The charming brick, gingerbread-style home in Manotick evokes times past, with a wooden slat ceiling, deep window sills and wobbly pine floors. Yet at Main Street Cellar you’ll also find plush leather armchairs, a modern gas fireplace, and – for about a year now – a full service menu. Along with a bunch of well chosen, reasonably priced wines. Beer too – Mill Street on tap and some interesting choice in bottles.
Since they opened the venue in June 2009, owners Paul Paton and Kim Burns have succeeded in converting a former dress shop into something pretty cosy, and packed with neighbours at both my visits. Two principal rooms of this old house offer seating and perching at and around the bar and hearth, and then beyond the bar is an intimate dining room that seats about 40.
They’ve sponged the walls a sort of coarse grey, suggesting a cavelike setting. Which of course makes some sense, but on this bright May evening, I found the effect a bit gloomy. Part of the trouble may be that the windows in this room are frosted, and don’t let in an outlook, or much light. And the room could use some more of that.
Service warms it. We are treated very well at our visits.
In the kitchen is chef Amos Jarbeau. I don’t know if he is responsible for the bread, but it’s fantastic stuff. Squares of crumbly cornbread have great flavour (though a bit dry) and share the basket with slabs of country bread, which have a thick, crackling crust and a fabulous sourdough flavour. By the time we’ve used this stuff to sop up the last dribs of the soup du jour, a very good cream of celery with crumblings of blue cheese, we wish we’d shown a modicum of restraint.
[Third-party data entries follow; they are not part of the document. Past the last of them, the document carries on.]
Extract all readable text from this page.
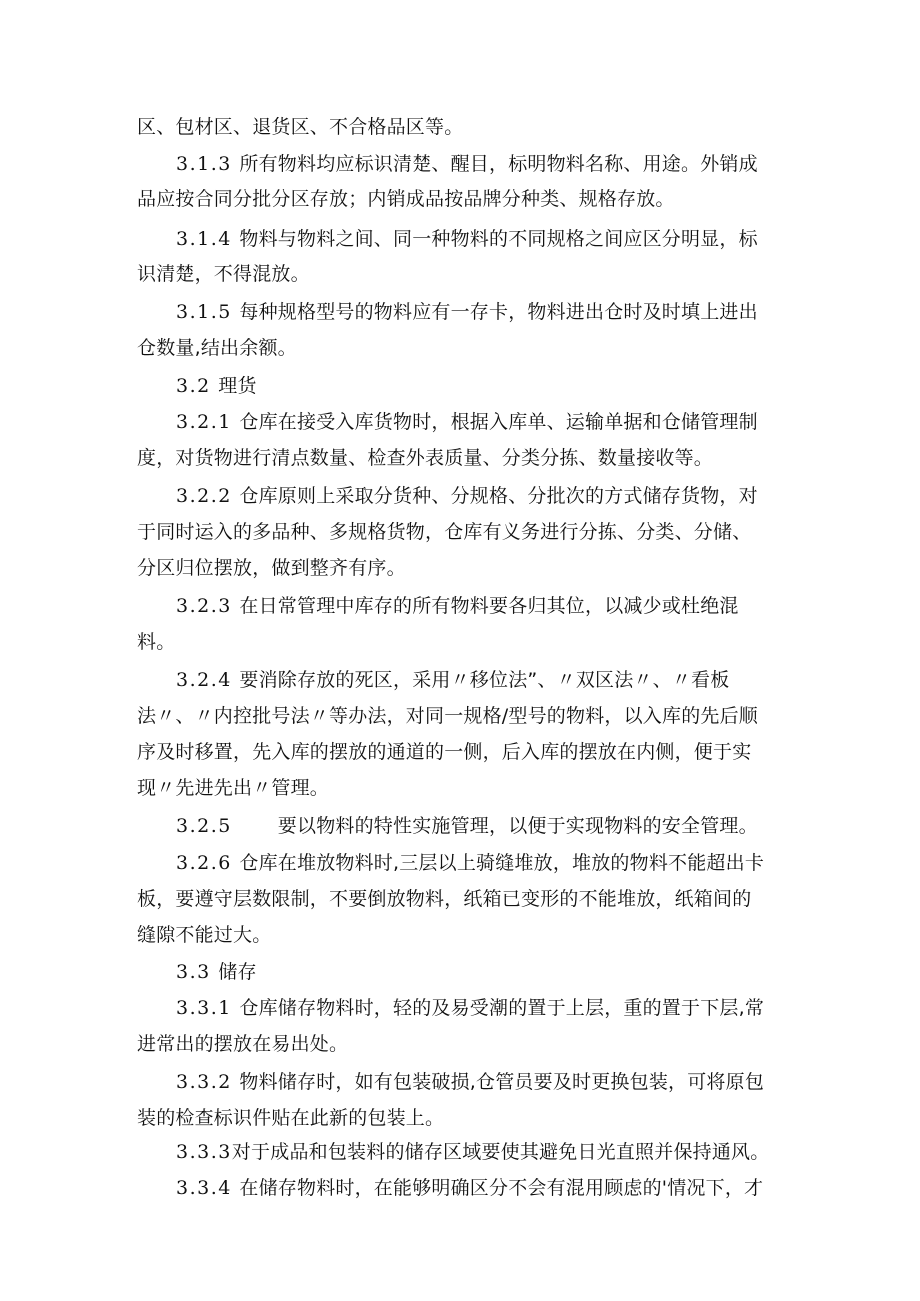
区、包材区、退货区、不合格品区等。
3.1.3 所有物料均应标识清楚、醒目，标明物料名称、用途。外销成
品应按合同分批分区存放；内销成品按品牌分种类、规格存放。
3.1.4 物料与物料之间、同一种物料的不同规格之间应区分明显，标
识清楚，不得混放。
3.1.5 每种规格型号的物料应有一存卡，物料进出仓时及时填上进出
仓数量,结出余额。
3.2 理货
3.2.1 仓库在接受入库货物时，根据入库单、运输单据和仓储管理制
度，对货物进行清点数量、检查外表质量、分类分拣、数量接收等。
3.2.2 仓库原则上采取分货种、分规格、分批次的方式储存货物，对
于同时运入的多品种、多规格货物，仓库有义务进行分拣、分类、分储、
分区归位摆放，做到整齐有序。
3.2.3 在日常管理中库存的所有物料要各归其位，以减少或杜绝混
料。
3.2.4 要消除存放的死区，采用〃移位法”、〃双区法〃、〃看板
法〃、〃内控批号法〃等办法，对同一规格/型号的物料，以入库的先后顺
序及时移置，先入库的摆放的通道的一侧，后入库的摆放在内侧，便于实
现〃先进先出〃管理。
3.2.5 　　要以物料的特性实施管理，以便于实现物料的安全管理。
3.2.6 仓库在堆放物料时,三层以上骑缝堆放，堆放的物料不能超出卡
板，要遵守层数限制，不要倒放物料，纸箱已变形的不能堆放，纸箱间的
缝隙不能过大。
3.3 储存
3.3.1 仓库储存物料时，轻的及易受潮的置于上层，重的置于下层,常
进常出的摆放在易出处。
3.3.2 物料储存时，如有包装破损,仓管员要及时更换包装，可将原包
装的检查标识件贴在此新的包装上。
3.3.3对于成品和包装料的储存区域要使其避免日光直照并保持通风。
3.3.4 在储存物料时，在能够明确区分不会有混用顾虑的'情况下，才
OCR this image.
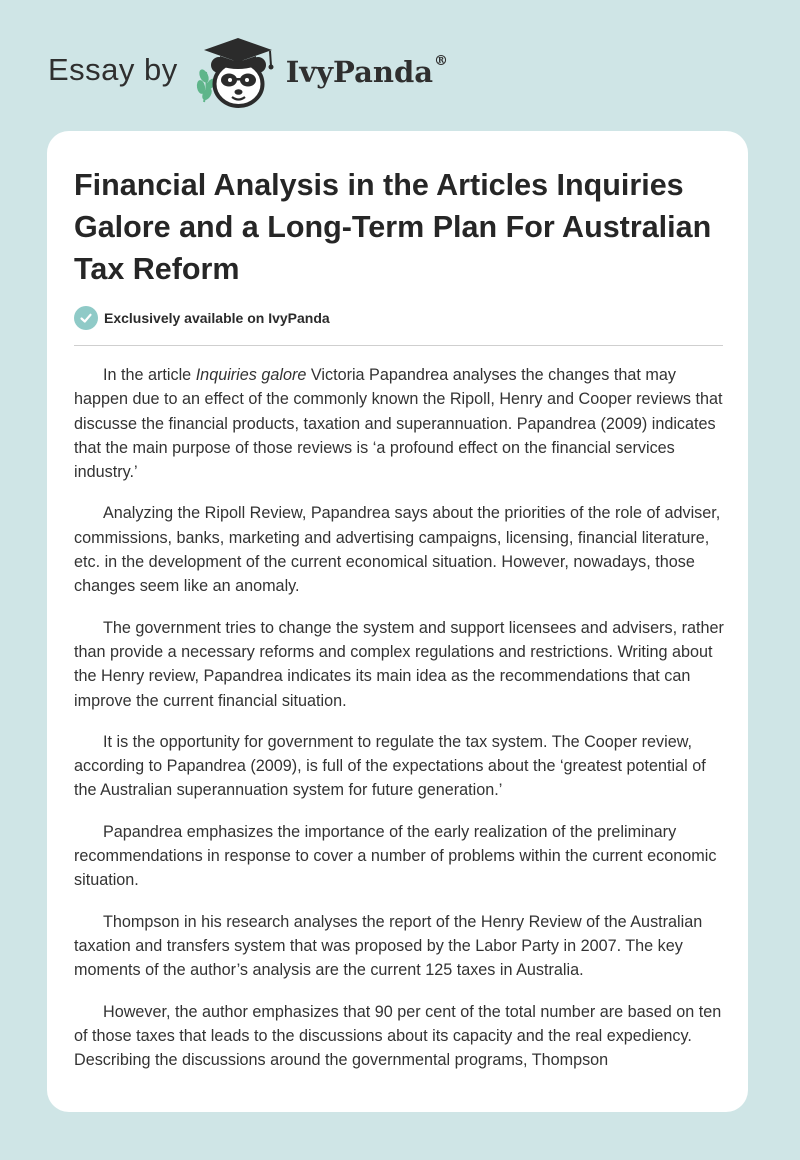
Essay by	IvyPanda®
Financial Analysis in the Articles Inquiries Galore and a Long-Term Plan For Australian Tax Reform
Exclusively available on IvyPanda

In the article Inquiries galore Victoria Papandrea analyses the changes that may happen due to an effect of the commonly known the Ripoll, Henry and Cooper reviews that discusse the financial products, taxation and superannuation. Papandrea (2009) indicates that the main purpose of those reviews is ‘a profound effect on the financial services industry.’

Analyzing the Ripoll Review, Papandrea says about the priorities of the role of adviser, commissions, banks, marketing and advertising campaigns, licensing, financial literature, etc. in the development of the current economical situation. However, nowadays, those changes seem like an anomaly.

The government tries to change the system and support licensees and advisers, rather than provide a necessary reforms and complex regulations and restrictions. Writing about the Henry review, Papandrea indicates its main idea as the recommendations that can improve the current financial situation.

It is the opportunity for government to regulate the tax system. The Cooper review, according to Papandrea (2009), is full of the expectations about the ‘greatest potential of the Australian superannuation system for future generation.’

Papandrea emphasizes the importance of the early realization of the preliminary recommendations in response to cover a number of problems within the current economic situation.

Thompson in his research analyses the report of the Henry Review of the Australian taxation and transfers system that was proposed by the Labor Party in 2007. The key moments of the author’s analysis are the current 125 taxes in Australia.

However, the author emphasizes that 90 per cent of the total number are based on ten of those taxes that leads to the discussions about its capacity and the real expediency. Describing the discussions around the governmental programs, Thompson
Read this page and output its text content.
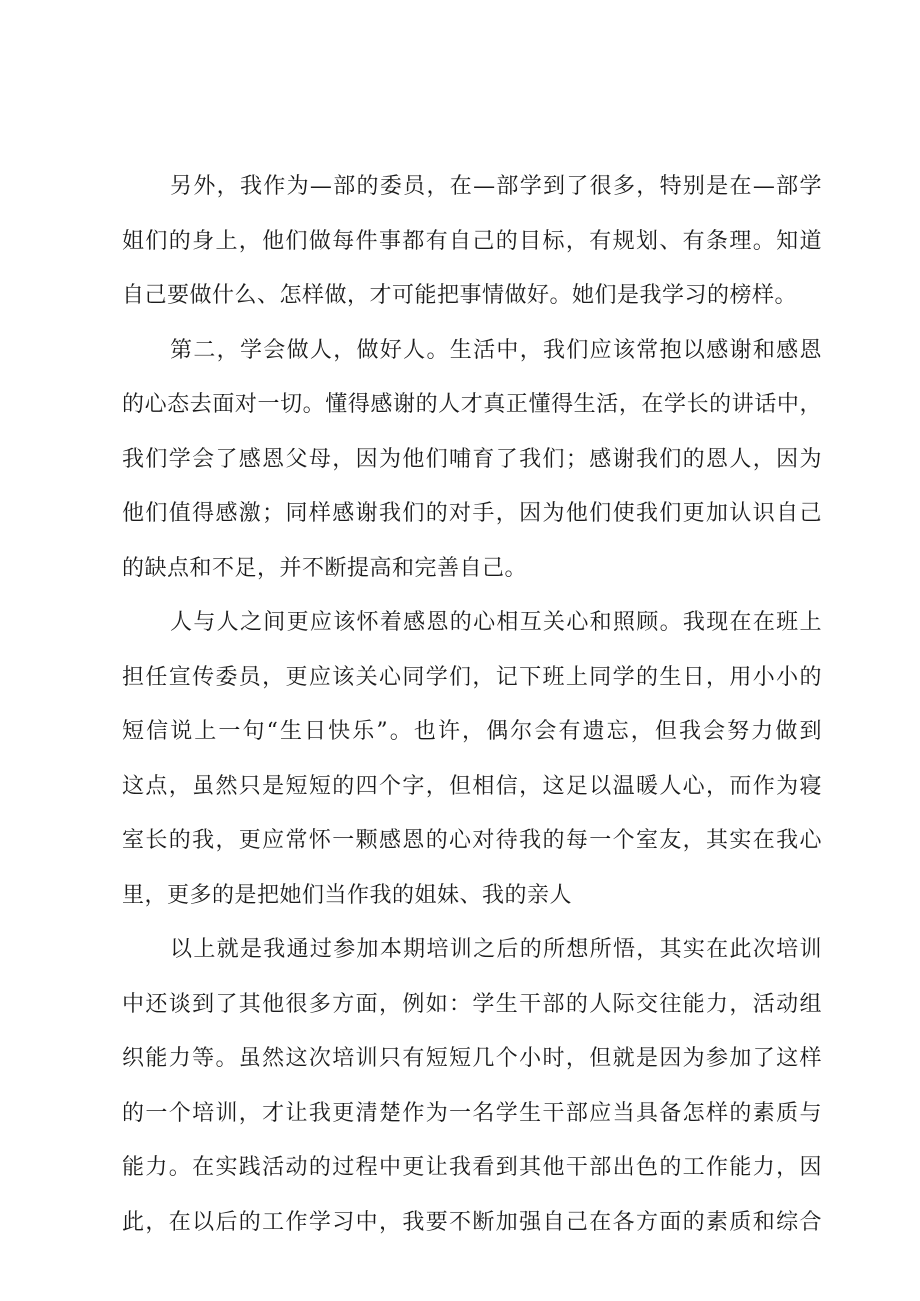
另外，我作为—部的委员，在—部学到了很多，特别是在—部学
姐们的身上，他们做每件事都有自己的目标，有规划、有条理。知道
自己要做什么、怎样做，才可能把事情做好。她们是我学习的榜样。
第二，学会做人，做好人。生活中，我们应该常抱以感谢和感恩
的心态去面对一切。懂得感谢的人才真正懂得生活，在学长的讲话中，
我们学会了感恩父母，因为他们哺育了我们；感谢我们的恩人，因为
他们值得感激；同样感谢我们的对手，因为他们使我们更加认识自己
的缺点和不足，并不断提高和完善自己。
人与人之间更应该怀着感恩的心相互关心和照顾。我现在在班上
担任宣传委员，更应该关心同学们，记下班上同学的生日，用小小的
短信说上一句“生日快乐”。也许，偶尔会有遗忘，但我会努力做到
这点，虽然只是短短的四个字，但相信，这足以温暖人心，而作为寝
室长的我，更应常怀一颗感恩的心对待我的每一个室友，其实在我心
里，更多的是把她们当作我的姐妹、我的亲人
以上就是我通过参加本期培训之后的所想所悟，其实在此次培训
中还谈到了其他很多方面，例如：学生干部的人际交往能力，活动组
织能力等。虽然这次培训只有短短几个小时，但就是因为参加了这样
的一个培训，才让我更清楚作为一名学生干部应当具备怎样的素质与
能力。在实践活动的过程中更让我看到其他干部出色的工作能力，因
此，在以后的工作学习中，我要不断加强自己在各方面的素质和综合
Jarbeau has a way with soup. In fact, the soups here have been my favourite parts of the meal. A French onion has a splendid broth, perfectly seasoned, flavoured with tarragon, and furnished with an aged cheddar (from Prince Edward Island, we are told). Cheese is a feature. There’s a full page of artisanal options, mostly regional, served with bread and preserves.
You can use Main Street Cellar as a place to drink and nibble, or you can go for a full meal. I’ve gone the latter route, and the results have been mixed. Some dishes were terrific, and others less so.
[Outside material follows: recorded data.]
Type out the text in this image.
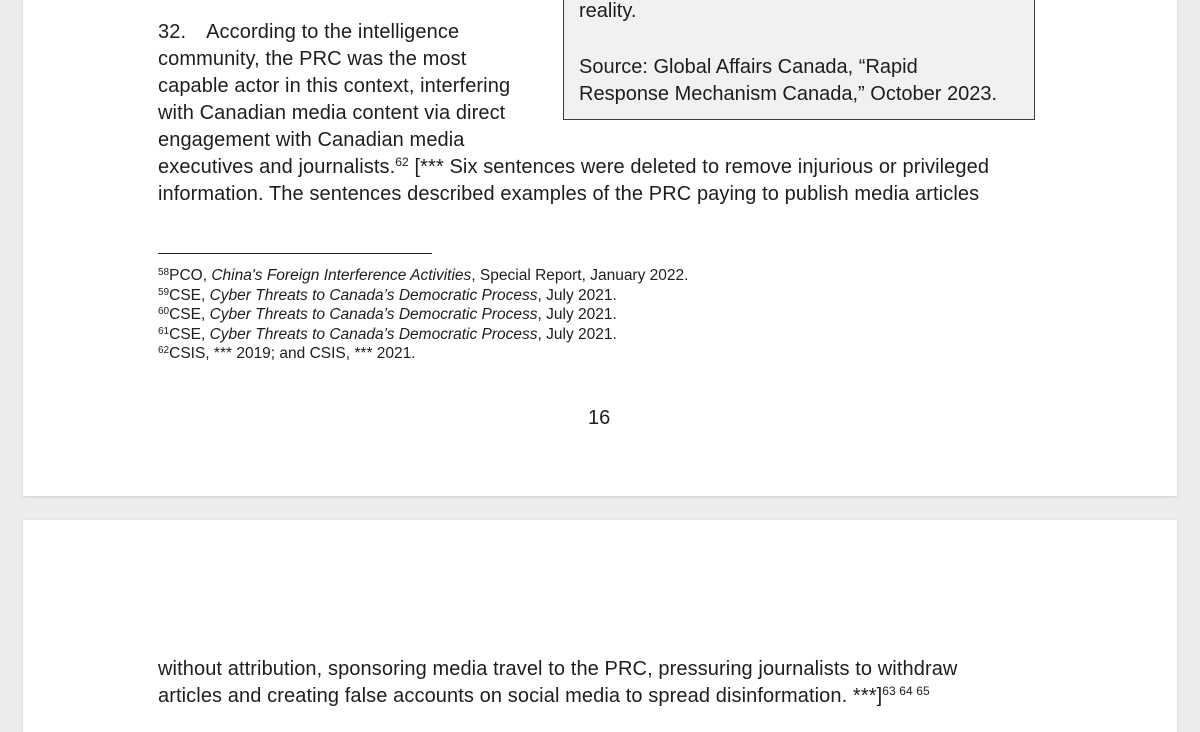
32. According to the intelligence
community, the PRC was the most
capable actor in this context, interfering
with Canadian media content via direct
engagement with Canadian media

reality.
Source: Global Affairs Canada, “Rapid
Response Mechanism Canada,” October 2023.

executives and journalists.$^{62}$ [*** Six sentences were deleted to remove injurious or privileged
information. The sentences described examples of the PRC paying to publish media articles

$^{58}$PCO, China's Foreign Interference Activities, Special Report, January 2022.
$^{59}$CSE, Cyber Threats to Canada’s Democratic Process, July 2021.
$^{60}$CSE, Cyber Threats to Canada’s Democratic Process, July 2021.
$^{61}$CSE, Cyber Threats to Canada’s Democratic Process, July 2021.
$^{62}$CSIS, *** 2019; and CSIS, *** 2021.
16

without attribution, sponsoring media travel to the PRC, pressuring journalists to withdraw
articles and creating false accounts on social media to spread disinformation. ***]$^{63 64 65}$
From a list of a dozen starters, we like best the ostrich tartare. Yes, I said ostrich. Treated in much the same way as a classic beef tartare – the red meat chopped, flavoured with shallots, capers, moulded into a disc, with a quail egg nestled in a declivity, and served with cornichons, Dijon mustard and crostini. We also like the sautéed mushrooms splashed with port and grilled on house-made flatbread with a rich layer of brie.
The smoked salmon stack is a generous puck of the fish, layered with an avocado and tomato salsa and what we were told was a rösti pancake, but turned out to be plain grated potato, still somewhat raw. Garlic is far too bossy in the shrimp appetizer – though the shrimp are large and crunchy. And scallops are flavourless, in a mango sauce that’s unpleasantly acerbic.
Best of the main dishes is the five-spice duck paired with a salsa featuring papaya, and a pile of gingery basmati rice. The roast chicken could use a crisper skin, but the flesh is juicy thanks to a roasted red pepper and artichoke stuffing. It comes with fragrant jasmine rice and perfect green beans. The vegetarian chickpea pancake is nothing to look at, but the flavours and textures (including a nice pile of Israeli couscous) work pretty well.
Less enjoyable is the bison rib-eye, which lacks a good sear and is a decidedly mixed chew. Some bites are melt-in-the-mouth, but others are riddled with sinew and chew-forever fat. It comes covered indelicately with a very potent blue cheese, which contributes to the general saltiness of the meat. Too much salt on the rapini and too much grainy mustard in the potato salad make for too many domineering flavours that duke it out rather unsuccessfully. And the salmon is overcooked, a bit dry, beneath a crushed black sesame coat that lends texture, but not much else.
A brownie is dark and moist, but lacks chocolate flavour and the ice cream blob on top is pretty ordinary stuff. We like the strawberry cheesecake better. And the cheese plate.
Lovely too, though not quite ready for us, is the backyard patio. Maybe in June.